Please note: This seminar will take place in DC 2568 and online.
Vahid Asadi, PhD candidate
David R. Cheriton School of Computer Science
A non-local quantum computation (NLQC) replaces an interaction between two quantum systems with a single simultaneous round of communication and shared entanglement. In this talk, we will review two classes of NLQC, f-routing and f-BB84, which are of relevance to classical information-theoretic cryptography and quantum position verification, and we will show the first non-trivial lower bounds on entanglement in both settings but are restricted to lower bounding protocols with perfect correctness. Within this setting, we give a lower bound on the Schmidt rank of any entangled state that completes these tasks for a given function f(x,y) in terms of the rank of a matrix g(x,y) whose entries are zero when f(x,y)=0, and strictly positive otherwise. This also leads to a lower bound on the Schmidt rank in terms of the non-deterministic quantum communication complexity of f(x,y).

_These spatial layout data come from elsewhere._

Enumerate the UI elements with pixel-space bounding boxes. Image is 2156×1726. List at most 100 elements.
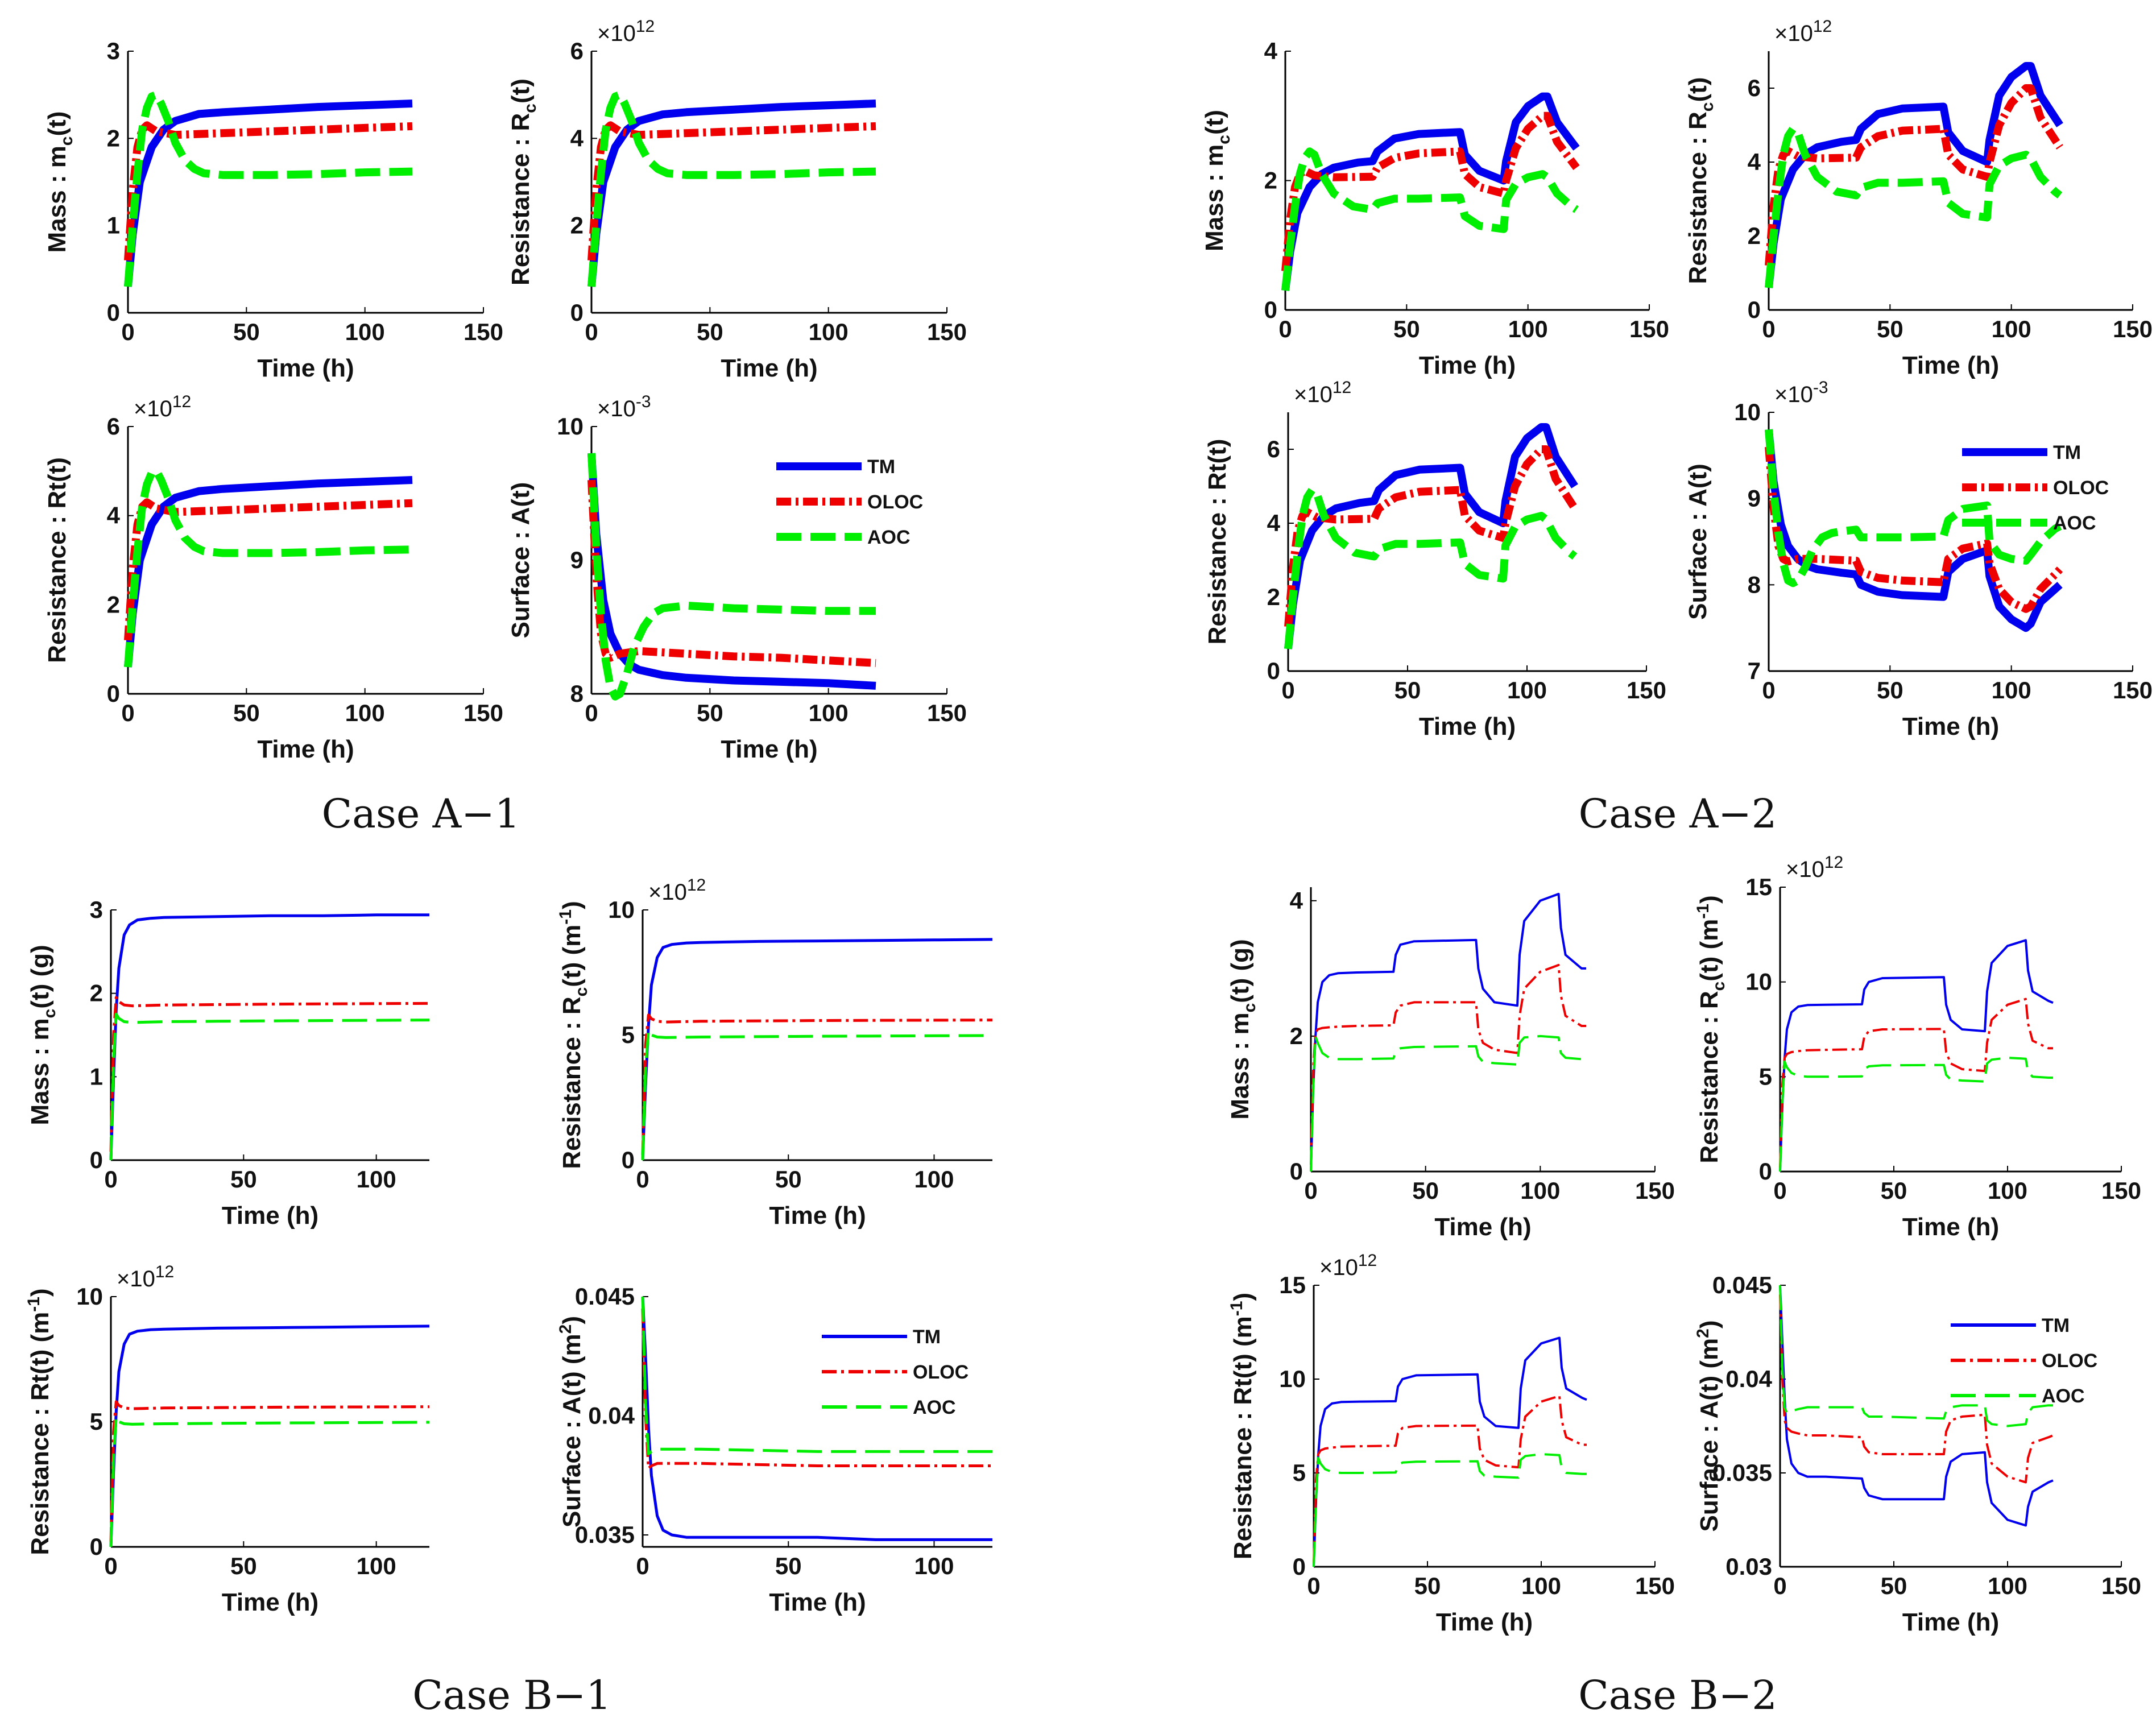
series-aoc bbox=[1779, 1057, 2053, 1172]
axis-multiplier: ×10-3 bbox=[1774, 378, 1828, 407]
series-aoc bbox=[1779, 1285, 2053, 1427]
series-aoc bbox=[641, 1296, 992, 1456]
x-tick-label: 0 bbox=[1304, 1177, 1317, 1204]
x-tick-label: 50 bbox=[1414, 1572, 1441, 1599]
x-tick-label: 0 bbox=[121, 318, 134, 345]
y-tick-label: 0 bbox=[1293, 1553, 1306, 1580]
y-axis-label: Resistance : Rc(t) (m-1) bbox=[1694, 895, 1728, 1163]
x-axis-label: Time (h) bbox=[222, 1588, 318, 1616]
y-tick-label: 9 bbox=[570, 547, 584, 573]
panel-14: 0 50 100 150 0 5 10 15 ×1012 Time (h) Resistance :… bbox=[1694, 853, 2141, 1241]
x-axis-label: Time (h) bbox=[1419, 351, 1516, 379]
y-axis-label: Mass : mc(t) bbox=[1201, 110, 1234, 251]
y-tick-label: 2 bbox=[90, 980, 103, 1007]
x-tick-label: 0 bbox=[585, 318, 598, 345]
y-axis-label: Mass : mc(t) (g) bbox=[1226, 939, 1259, 1119]
x-tick-label: 100 bbox=[1521, 1572, 1561, 1599]
x-tick-label: 0 bbox=[1281, 677, 1294, 703]
y-axis-label: Mass : mc(t) bbox=[43, 111, 76, 253]
y-tick-label: 0.045 bbox=[1712, 1272, 1772, 1298]
y-tick-label: 9 bbox=[1748, 485, 1761, 512]
y-tick-label: 2 bbox=[107, 125, 120, 151]
y-tick-label: 2 bbox=[1290, 1023, 1303, 1049]
x-axis-label: Time (h) bbox=[769, 1202, 866, 1230]
x-tick-label: 0 bbox=[636, 1166, 649, 1193]
y-tick-label: 0 bbox=[1264, 296, 1277, 323]
series-oloc bbox=[1779, 997, 2053, 1168]
axis-multiplier: ×1012 bbox=[648, 876, 706, 905]
y-tick-label: 7 bbox=[1748, 657, 1761, 684]
y-tick-label: 4 bbox=[570, 125, 584, 151]
y-tick-label: 0 bbox=[90, 1533, 103, 1560]
y-tick-label: 4 bbox=[1267, 510, 1281, 536]
y-tick-label: 0.04 bbox=[588, 1402, 635, 1429]
x-tick-label: 50 bbox=[1877, 316, 1903, 342]
x-tick-label: 150 bbox=[2101, 1572, 2141, 1599]
series-aoc bbox=[587, 453, 876, 701]
series-aoc bbox=[1765, 125, 2063, 288]
y-axis-label: Surface : A(t) (m2) bbox=[556, 1316, 586, 1528]
y-tick-label: 6 bbox=[107, 413, 120, 440]
legend-label-oloc: OLOC bbox=[2042, 1350, 2097, 1372]
x-tick-label: 50 bbox=[1877, 677, 1903, 703]
x-tick-label: 0 bbox=[1773, 1177, 1786, 1204]
panel-2: 0 50 100 150 0 2 4 6 ×1012 Time (h) Resistance : R… bbox=[507, 17, 967, 382]
legend-label-tm: TM bbox=[867, 456, 895, 478]
x-tick-label: 150 bbox=[1635, 1572, 1675, 1599]
x-tick-label: 50 bbox=[233, 318, 260, 345]
x-tick-label: 150 bbox=[464, 318, 503, 345]
series-oloc bbox=[1281, 111, 1580, 272]
series-tm bbox=[124, 476, 413, 668]
y-tick-label: 1 bbox=[90, 1063, 103, 1090]
x-tick-label: 50 bbox=[775, 1553, 802, 1579]
y-tick-label: 3 bbox=[107, 38, 120, 64]
series-oloc bbox=[109, 996, 430, 1152]
y-tick-label: 6 bbox=[1748, 74, 1761, 101]
x-axis-label: Time (h) bbox=[1436, 1608, 1533, 1636]
axis-multiplier: ×1012 bbox=[1294, 378, 1351, 407]
y-tick-label: 8 bbox=[570, 680, 584, 707]
panel-4: 0 50 100 150 8 9 10 ×10-3 Time (h) Surface : A(t)… bbox=[507, 392, 967, 763]
y-axis-label: Resistance : Rc(t) bbox=[507, 78, 540, 285]
x-tick-label: 100 bbox=[345, 699, 385, 726]
x-tick-label: 50 bbox=[233, 699, 260, 726]
x-tick-label: 100 bbox=[1508, 316, 1548, 342]
axis-multiplier: ×1012 bbox=[134, 392, 191, 421]
x-tick-label: 100 bbox=[1992, 316, 2031, 342]
y-axis-label: Resistance : Rt(t) bbox=[1203, 439, 1231, 645]
x-tick-label: 50 bbox=[1412, 1177, 1439, 1204]
y-tick-label: 10 bbox=[76, 1283, 103, 1310]
y-axis-label: Resistance : Rt(t) (m-1) bbox=[1227, 1293, 1257, 1559]
y-axis-label: Resistance : Rt(t) (m-1) bbox=[24, 1288, 54, 1555]
series-aoc bbox=[1284, 486, 1578, 649]
series-oloc bbox=[1313, 1394, 1587, 1563]
series-aoc bbox=[109, 1012, 430, 1161]
series-oloc bbox=[1765, 84, 2063, 266]
y-tick-label: 15 bbox=[1745, 874, 1772, 900]
series-oloc bbox=[1284, 445, 1578, 627]
panel-8: 0 50 100 150 7 8 9 10 ×10-3 Time (h) Surface : A(t… bbox=[1684, 378, 2153, 740]
series-oloc bbox=[1310, 963, 1586, 1165]
caption-case-a1: Case A−1 bbox=[322, 790, 520, 837]
y-tick-label: 5 bbox=[90, 1408, 103, 1435]
x-tick-label: 100 bbox=[357, 1166, 396, 1193]
x-tick-label: 150 bbox=[2101, 1177, 2141, 1204]
x-tick-label: 0 bbox=[1762, 316, 1775, 342]
panel-13: 0 50 100 150 0 2 4 Time (h) Mass : mc(t) (g) bbox=[1226, 887, 1675, 1241]
axis-multiplier: ×1012 bbox=[597, 17, 655, 46]
x-axis-label: Time (h) bbox=[1902, 713, 1999, 740]
y-axis-label: Surface : A(t) bbox=[507, 482, 535, 639]
x-tick-label: 50 bbox=[1394, 677, 1421, 703]
y-tick-label: 0.035 bbox=[1712, 1459, 1772, 1486]
x-axis-label: Time (h) bbox=[1419, 713, 1516, 740]
x-axis-label: Time (h) bbox=[257, 354, 354, 382]
x-tick-label: 100 bbox=[1988, 1572, 2027, 1599]
x-tick-label: 150 bbox=[1627, 677, 1666, 703]
y-tick-label: 6 bbox=[570, 38, 584, 64]
series-aoc bbox=[1765, 429, 2062, 587]
x-axis-label: Time (h) bbox=[721, 354, 817, 382]
series-aoc bbox=[124, 467, 413, 668]
axis-multiplier: ×1012 bbox=[1319, 1251, 1377, 1280]
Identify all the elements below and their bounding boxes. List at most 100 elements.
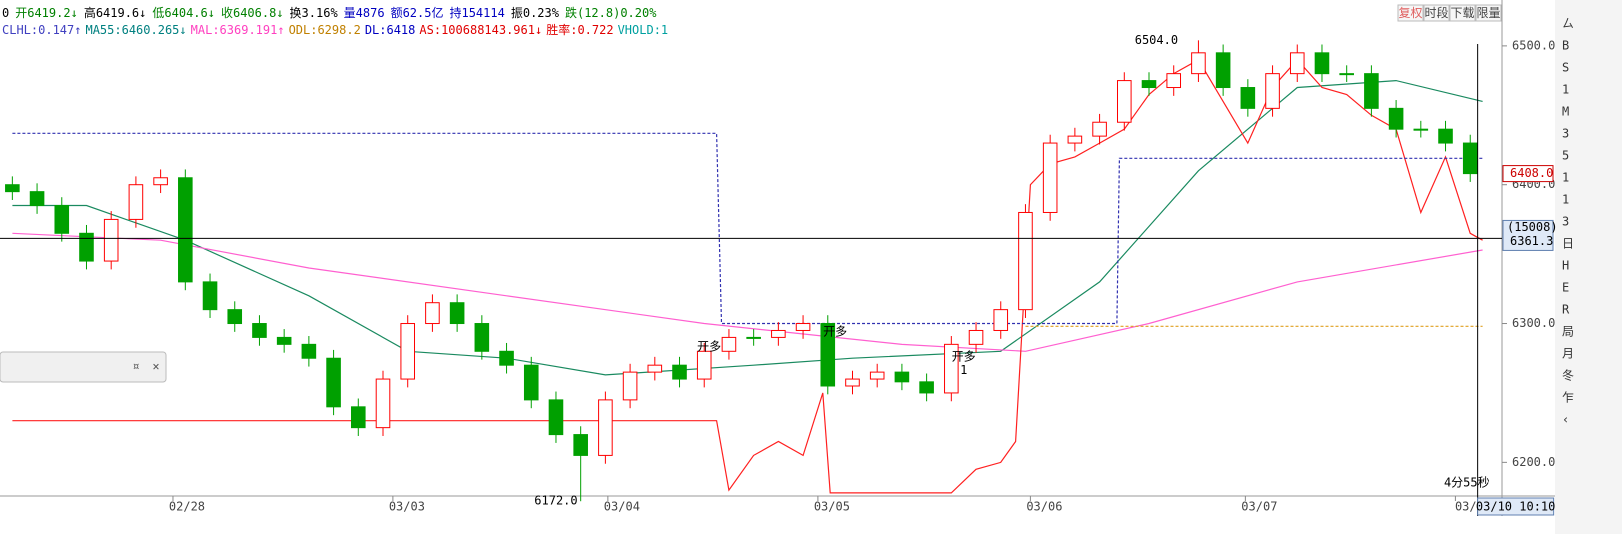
header-item: 持154114 bbox=[449, 5, 504, 20]
toolbar-button-label[interactable]: 时段 bbox=[1424, 5, 1448, 20]
header-item: 0 bbox=[2, 6, 9, 20]
candle-body bbox=[622, 371, 638, 401]
header-item: VHOLD:1 bbox=[618, 23, 669, 37]
candle-body bbox=[869, 371, 885, 380]
candle-body bbox=[523, 364, 539, 401]
toolbar-button[interactable] bbox=[1423, 4, 1450, 22]
x-tick-label: 03/06 bbox=[1026, 500, 1062, 514]
sidebar-label: 冬 bbox=[1562, 368, 1574, 383]
sidebar-label: B bbox=[1562, 39, 1569, 53]
cursor-price-box bbox=[1502, 219, 1554, 251]
candle-body bbox=[1067, 135, 1083, 144]
toolbar-button[interactable] bbox=[1449, 4, 1476, 22]
candle-body bbox=[400, 323, 416, 380]
candle-body bbox=[1438, 128, 1453, 144]
y-tick-label: 6200.0 bbox=[1512, 455, 1555, 469]
sidebar-label: H bbox=[1562, 259, 1569, 273]
sidebar-label: 3 bbox=[1562, 215, 1569, 229]
annotation: 1 bbox=[960, 363, 967, 377]
x-tick-label: 03/1 bbox=[1455, 500, 1484, 514]
toolbar-button[interactable] bbox=[1475, 4, 1502, 22]
header-item: AS:100688143.961↓ bbox=[419, 23, 542, 37]
candle-body bbox=[79, 232, 94, 262]
panel-button[interactable]: × bbox=[152, 360, 159, 374]
candle-body bbox=[252, 323, 267, 338]
x-tick-label: 02/28 bbox=[169, 500, 205, 514]
toolbar-button-label[interactable]: 复权 bbox=[1398, 6, 1422, 20]
toolbar-button[interactable] bbox=[1397, 4, 1424, 22]
candle-body bbox=[425, 302, 440, 325]
candle-body bbox=[326, 357, 341, 408]
candle-body bbox=[746, 336, 761, 339]
annotation: 6504.0 bbox=[1135, 33, 1178, 47]
candle-body bbox=[771, 329, 786, 338]
sidebar-label: R bbox=[1562, 303, 1570, 317]
x-tick-label: 03/05 bbox=[814, 500, 850, 514]
sidebar-label: 1 bbox=[1562, 171, 1569, 185]
sidebar-label: 月 bbox=[1562, 347, 1574, 361]
header-item: 开6419.2↓ bbox=[15, 6, 78, 20]
countdown: 4分55秒 bbox=[1444, 476, 1490, 490]
annotation: 开多 bbox=[697, 340, 721, 354]
header-item: DL:6418 bbox=[365, 23, 416, 37]
candle-body bbox=[103, 218, 119, 262]
toolbar-button-label[interactable]: 下载 bbox=[1450, 6, 1474, 20]
indicator-line bbox=[12, 132, 1483, 325]
candle-body bbox=[696, 350, 712, 380]
sidebar-label: S bbox=[1562, 61, 1569, 75]
annotation: 6172.0 bbox=[534, 494, 577, 508]
candle-body bbox=[721, 336, 737, 352]
header-item: 量4876 bbox=[344, 6, 385, 20]
candle-body bbox=[375, 378, 391, 429]
candle-body bbox=[944, 343, 959, 394]
sidebar-label: 局 bbox=[1562, 325, 1574, 339]
candle-body bbox=[276, 336, 292, 345]
candle-body bbox=[548, 399, 564, 436]
header-item: 高6419.6↓ bbox=[84, 5, 147, 20]
candle-body bbox=[647, 364, 663, 373]
candle-body bbox=[1018, 211, 1033, 311]
candle-body bbox=[449, 302, 465, 325]
header-item: CLHL:0.147↑ bbox=[2, 23, 81, 37]
candle-body bbox=[1388, 107, 1404, 130]
sidebar-label: M bbox=[1562, 105, 1569, 119]
candle-body bbox=[227, 309, 243, 325]
candle-body bbox=[128, 184, 144, 220]
candle-body bbox=[672, 364, 687, 380]
x-tick-label: 03/07 bbox=[1241, 500, 1277, 514]
header-item: ODL:6298.2 bbox=[289, 23, 361, 37]
x-tick-label: 03/04 bbox=[604, 500, 640, 514]
annotation: 开多 bbox=[952, 349, 976, 363]
candle-body bbox=[968, 329, 984, 345]
last-price-box bbox=[1502, 165, 1554, 183]
candle-body bbox=[1215, 52, 1231, 89]
y-tick-label: 6300.0 bbox=[1512, 316, 1555, 330]
indicator-line bbox=[12, 58, 1483, 494]
candle-body bbox=[820, 323, 836, 387]
sidebar-label: 日 bbox=[1562, 237, 1574, 251]
header-item: MA55:6460.265↓ bbox=[85, 23, 186, 37]
floating-panel bbox=[0, 351, 167, 383]
sidebar-label: ‹ bbox=[1562, 413, 1569, 427]
candle-body bbox=[1314, 52, 1330, 75]
header-item: 胜率:0.722 bbox=[546, 22, 613, 37]
candle-body bbox=[1289, 52, 1305, 75]
candle-body bbox=[1364, 73, 1379, 109]
candle-body bbox=[178, 177, 193, 283]
candle-body bbox=[350, 406, 366, 429]
candle-body bbox=[5, 184, 20, 193]
candle-body bbox=[153, 177, 168, 186]
header-line: 0 开6419.2↓ 高6419.6↓ 低6404.6↓ 收6406.8↓ 换3.16% 量… bbox=[2, 5, 657, 20]
candle-body bbox=[845, 378, 860, 387]
toolbar-button-label[interactable]: 限量 bbox=[1476, 6, 1500, 20]
cursor-volume-label: (15008) bbox=[1507, 220, 1558, 234]
header-item: 低6404.6↓ bbox=[152, 6, 215, 20]
header-item: 振0.23% bbox=[511, 6, 560, 20]
candle-body bbox=[202, 281, 218, 311]
sidebar bbox=[1555, 0, 1622, 534]
y-tick-label: 6500.0 bbox=[1512, 38, 1555, 52]
cursor-time-label: 03/10 10:10 bbox=[1476, 500, 1555, 514]
candle-body bbox=[29, 191, 45, 207]
panel-button[interactable]: ¤ bbox=[132, 360, 139, 374]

We also prove the number of quantum gates plus single qubit measurements needed to implement a function f is lower bounded linearly by the communication complexity of f in the simultaneous message-passing model with shared entanglement. Because of a relationship between f-routing and the conditional disclosure of secrets (CDS) primitive studied in information-theoretic cryptography, we obtain a new technique for lower bounding the randomness complexity of CDS.
To attend this seminar in person, please go to DC 2568. You can also attend virtually on Zoom.